April 15, 2019

ヤクブ・フルシャ指揮N響のシュトラウス、ベルリオーズ、ヤナーチェク

●13日はNHKホールでヤクブ・フルシャ指揮N響。以前、都響で活躍したフルシャがN響にデビュー。この間にフルシャはバンベルク交響楽団首席指揮者に就任し、ベルリン・フィル定期にもデビューするなど破竹の勢い。で、プログラムはシュトラウスの交響詩「ツァラトゥストラはかく語りき」、ベルリオーズの叙情的情景「クレオパトラの死」、ヤナーチェクの「シンフォニエッタ」という3曲。曲の長さからいって、てっきりシュトラウスの後に休憩が入るものだと思っていたら、そうではなく、ベルリオーズの後だった。前半のほうがずっと長いというアンバランスな時間配分なのだが、これはヤナーチェクへの集中度を高めてほしいという意図なんだろうか。ゲストコンサートマスターにライナー・キュッヒル、東京・春・音楽祭の「さまよえるオランダ人」に続いて。
●冒頭があまりに有名なシュトラウスにしても、バンダが大活躍するヤナーチェクにしても、スペクタクルに富んだ作品ではあるのだが、フルシャのアプローチは外見上の華々しさに頼らずに作品に内在するドラマをそのまま伝えるといったスタイル。予想以上に「ツァラトゥストラはかく語りき」が充実。音楽の流れが自然で、起承転結がしっかりと描かれている感。
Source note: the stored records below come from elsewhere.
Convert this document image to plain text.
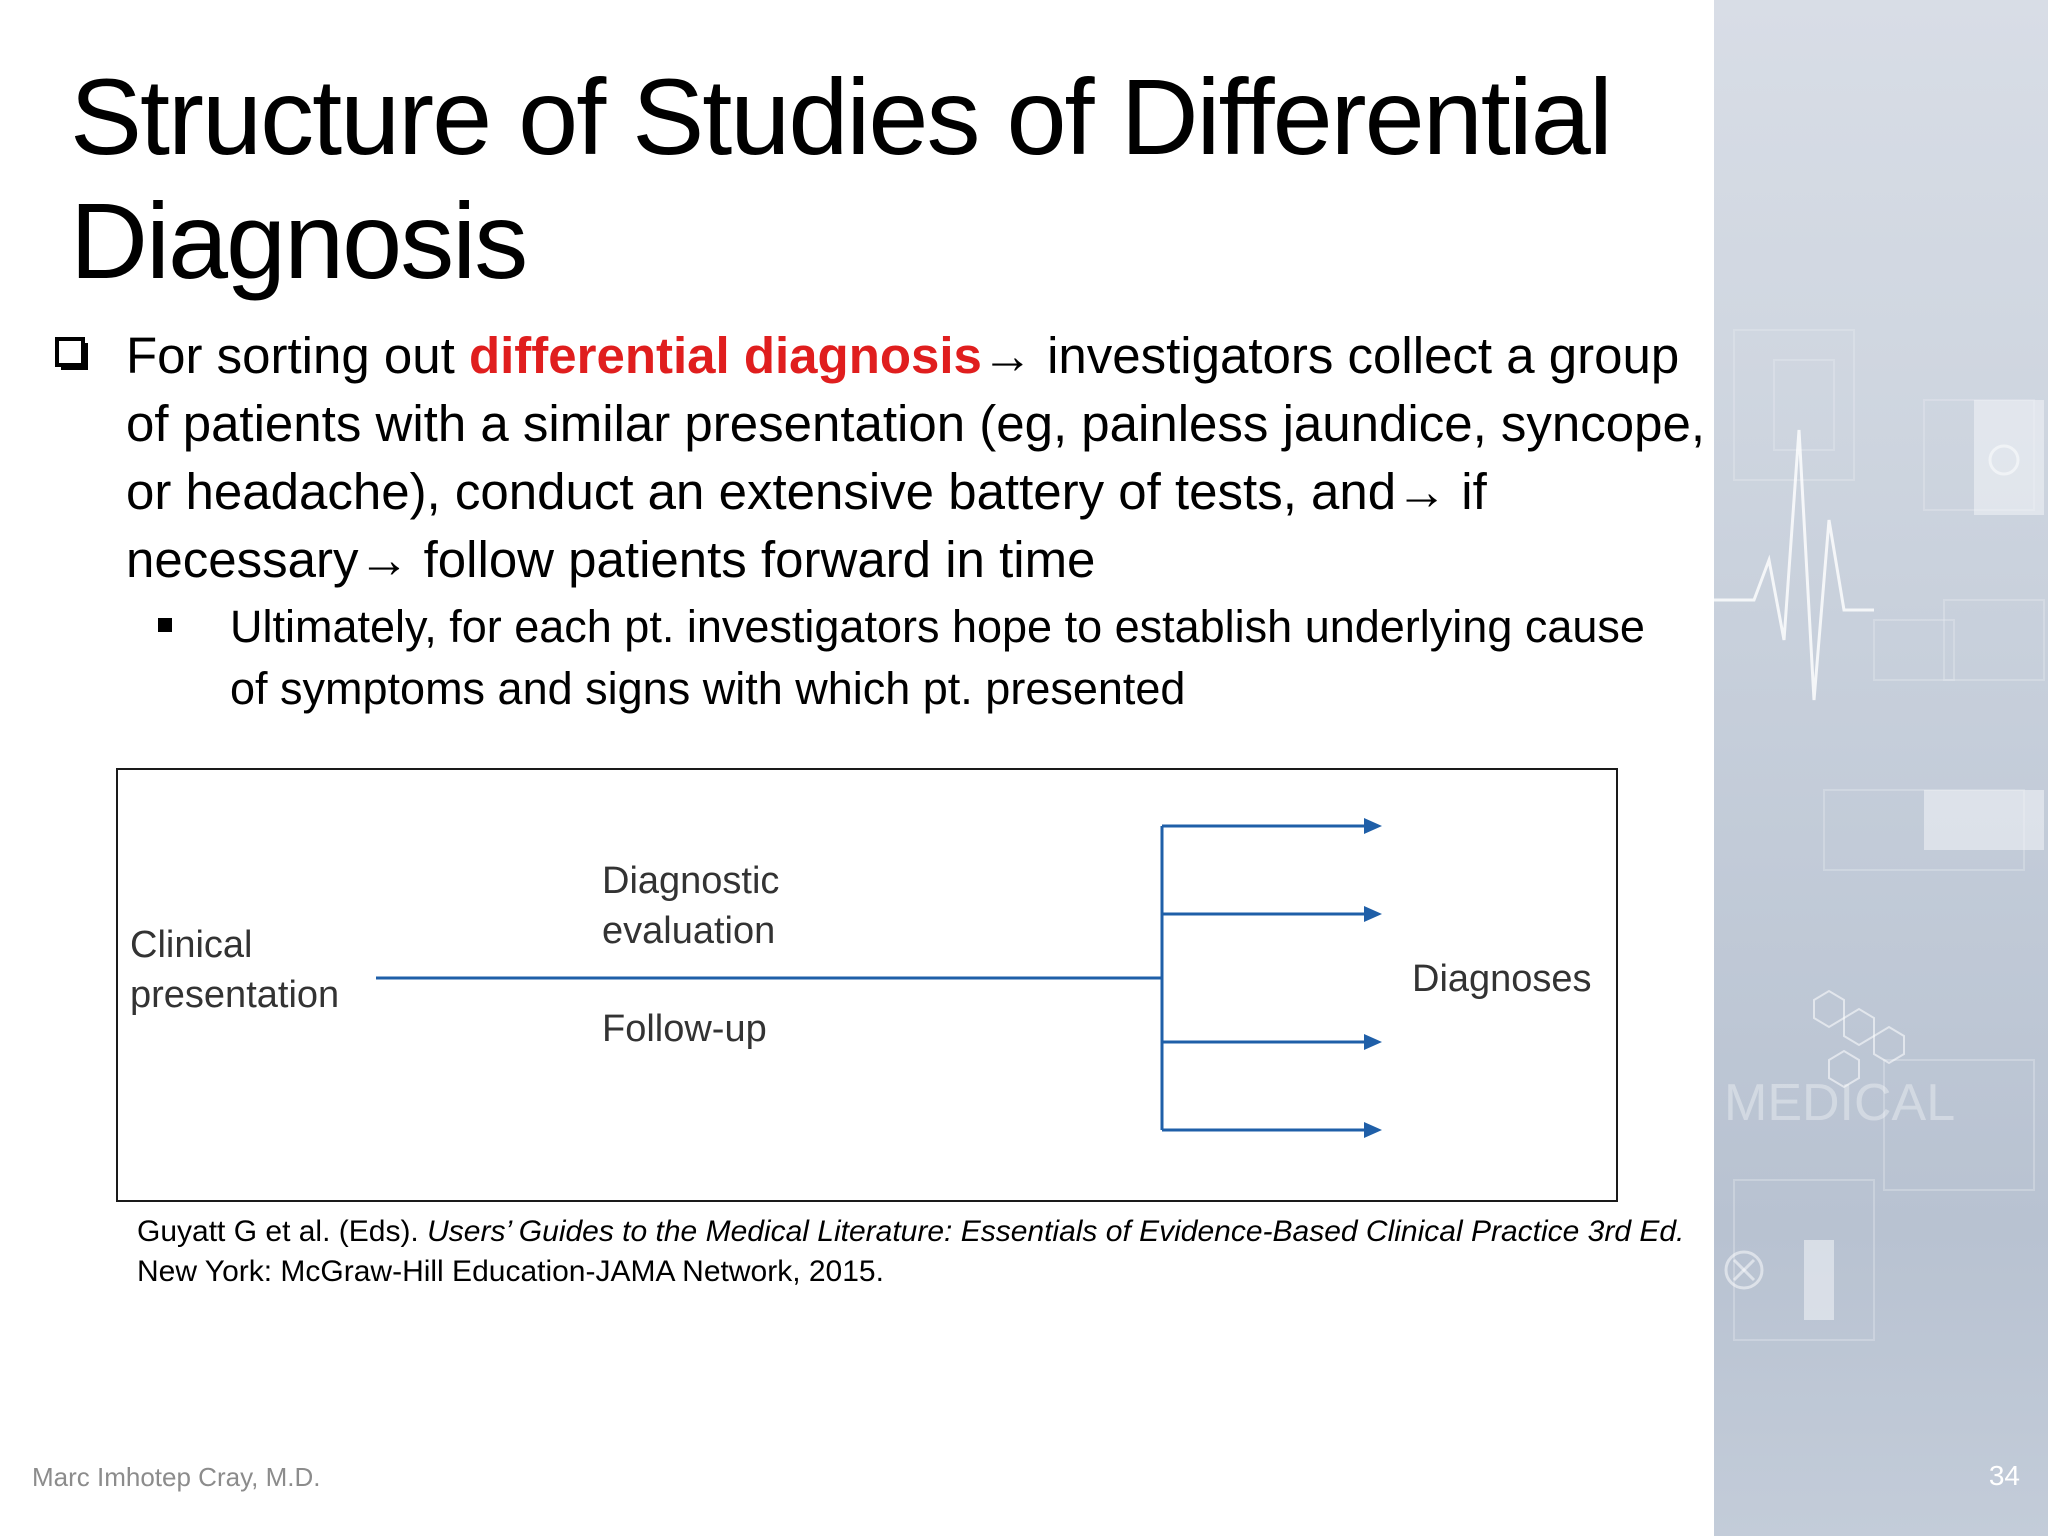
MEDICAL
Structure of Studies of Differential Diagnosis
For sorting out differential diagnosis→ investigators collect a group of patients with a similar presentation (eg, painless jaundice, syncope, or headache), conduct an extensive battery of tests, and→ if necessary→ follow patients forward in time
Ultimately, for each pt. investigators hope to establish underlying cause of symptoms and signs with which pt. presented

Clinical
presentation

Diagnostic
evaluation

Follow-up

Diagnoses

Guyatt G et al. (Eds). Users’ Guides to the Medical Literature: Essentials of Evidence-Based Clinical Practice 3rd Ed. New York: McGraw-Hill Education-JAMA Network, 2015.
Marc Imhotep Cray, M.D.	34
ヴェロニク・ジャンスが歌う「クレオパトラの死」はあたかもオペラの終場のよう。ベルリオーズ・ワールド全開の作品で、クレオパトラが毒蛇に自身を噛ませて死に向かうという情景が描かれている。空想的に体験する、毒蛇に噛まれる感。あ、もう毒回ってます、回ってきた、もうダメ……みたいなホラーなエンディング。「シンフォニエッタ」は最後列にずらりと並んだバンダが壮観。土の香りと革新性の幸福な融合。
●N響は今月の定期公演から休憩が20分間になった。歓迎。例の男性限定の長蛇の列に焦って並ばなくてもよくなった。
●NHKホールが放送センター改修工事にともなって2021年3月から2022年6月まで休館することが発表されている。N響サイトの発表によると「放送センターの建替工事の影響で休館に先立って2020年9月から別の会場で実施する公演もある」のだとか。まだ先の話ではあるが、かなり長い休館になる。代替会場は調整中。